In occasione del convegno “Gira la vite: la crisi climatica incide sul vino a cominciare dai vigneti”, che si terrà il 18 febbraio 2026 presso MyPlant&Garden a Rho Fiera Milano, esperti e ricercatori si confronteranno sulle soluzioni per rendere il settore vitivinicolo più resiliente. Tra i relatori principali della sessione dedicata agli esperti interverrà Stefano Amadeo, agronomo e co-amministratore di Vitenova.
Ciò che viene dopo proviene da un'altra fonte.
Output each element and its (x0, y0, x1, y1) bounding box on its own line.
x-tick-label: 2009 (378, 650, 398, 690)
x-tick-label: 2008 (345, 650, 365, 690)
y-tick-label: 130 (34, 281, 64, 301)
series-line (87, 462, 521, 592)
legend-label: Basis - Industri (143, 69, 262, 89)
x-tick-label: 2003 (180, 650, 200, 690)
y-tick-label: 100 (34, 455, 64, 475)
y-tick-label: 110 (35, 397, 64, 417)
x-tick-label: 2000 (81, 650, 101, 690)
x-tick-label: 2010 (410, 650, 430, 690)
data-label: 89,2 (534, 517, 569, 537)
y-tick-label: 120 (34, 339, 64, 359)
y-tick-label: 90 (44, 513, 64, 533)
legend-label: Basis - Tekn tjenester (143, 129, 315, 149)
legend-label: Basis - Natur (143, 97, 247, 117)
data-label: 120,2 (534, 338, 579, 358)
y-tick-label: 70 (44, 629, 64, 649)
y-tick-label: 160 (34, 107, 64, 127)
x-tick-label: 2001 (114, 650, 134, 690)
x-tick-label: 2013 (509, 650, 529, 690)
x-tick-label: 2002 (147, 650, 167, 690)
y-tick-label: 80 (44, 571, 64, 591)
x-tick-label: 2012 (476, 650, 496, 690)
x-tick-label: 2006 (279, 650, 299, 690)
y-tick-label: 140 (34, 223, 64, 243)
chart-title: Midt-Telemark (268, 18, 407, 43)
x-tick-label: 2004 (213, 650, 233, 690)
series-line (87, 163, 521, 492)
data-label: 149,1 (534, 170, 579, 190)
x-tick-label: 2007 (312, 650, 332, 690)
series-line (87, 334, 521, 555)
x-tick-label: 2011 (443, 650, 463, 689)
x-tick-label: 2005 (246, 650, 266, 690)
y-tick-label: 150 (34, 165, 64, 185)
Il suo contributo, intitolato "Cosa succede tra i filari? Il punto di vista dell'agronomo", esplorerà lo stato dell'arte delle tecniche agronomiche a basso impatto e l'importanza di monitorare la salute del suolo e della biodiversità attraverso strumenti di analisi avanzati.
Amadeo, impegnato da anni nella ricerca e nella sperimentazione agro-ecologica, ha contribuito a sviluppare metodologie innovative per l'analisi del suolo, della vegetazione e degli artropodi, elementi che costituiscono la base dei servizi proposti dalla società. Vitenova opera come una Società Benefit che integra competenze agronomiche, naturalistiche e scientifiche per promuovere un modello agricolo rigenerativo e misurabile. Il team, composto da professionisti che collaborano con aziende in Italia e all'estero, mira a salvaguardare il patrimonio di terra e biodiversità agendo direttamente sulla qualità e quantità del vino prodotto. Attraverso un'analisi rigorosa del terroir, inteso come l'interazione tra terreno, pianta e agroecosistema, Vitenova orienta le scelte operative dall'impianto del vigneto fino alla sua conduzione quotidiana e alla gestione della difesa fitosanitaria. Da questo percorso è nata la DiversityBio, società che si occupa di valorizzare le relazioni tra agricoltura, ambiente e natura.
Questo approccio si avvale di consolidate collaborazioni con università ed enti di ricerca, permettendo di tradurre la complessità degli ambienti agricoli in indicazioni operative basate su dati oggettivi. Proprio sull'importanza di un approccio personalizzato e misurabile, Stefano Amadeo ha dichiarato: «Non esiste una ricetta valida per tutti, soprattutto in un contesto complesso come quello viticolo. La differenza tra sostenibilità reale e sostenibilità dichiarata sta nell’attenzione al contesto e nella volontà di misurare ciò che si fa: piccoli cambiamenti, se monitorati nel tempo, possono diventare strategie efficaci e riconoscibili».
L'evento si inserisce nel più ampio impegno di GreenPlanner, che da anni promuove la cultura della sostenibilità e dei "green jobs" sotto la direzione di M. Cristina Ceresa. Da sempre in prima linea nella divulgazione di soluzioni pratiche contro la crisi climatica, la direttrice Ceresa ha trasformato GreenPlanner in un punto di riferimento per l'informazione ambientale, ponendo l'accento sulla necessità di una formazione continua e di una comunicazione trasparente per guidare la transizione ecologica del Paese.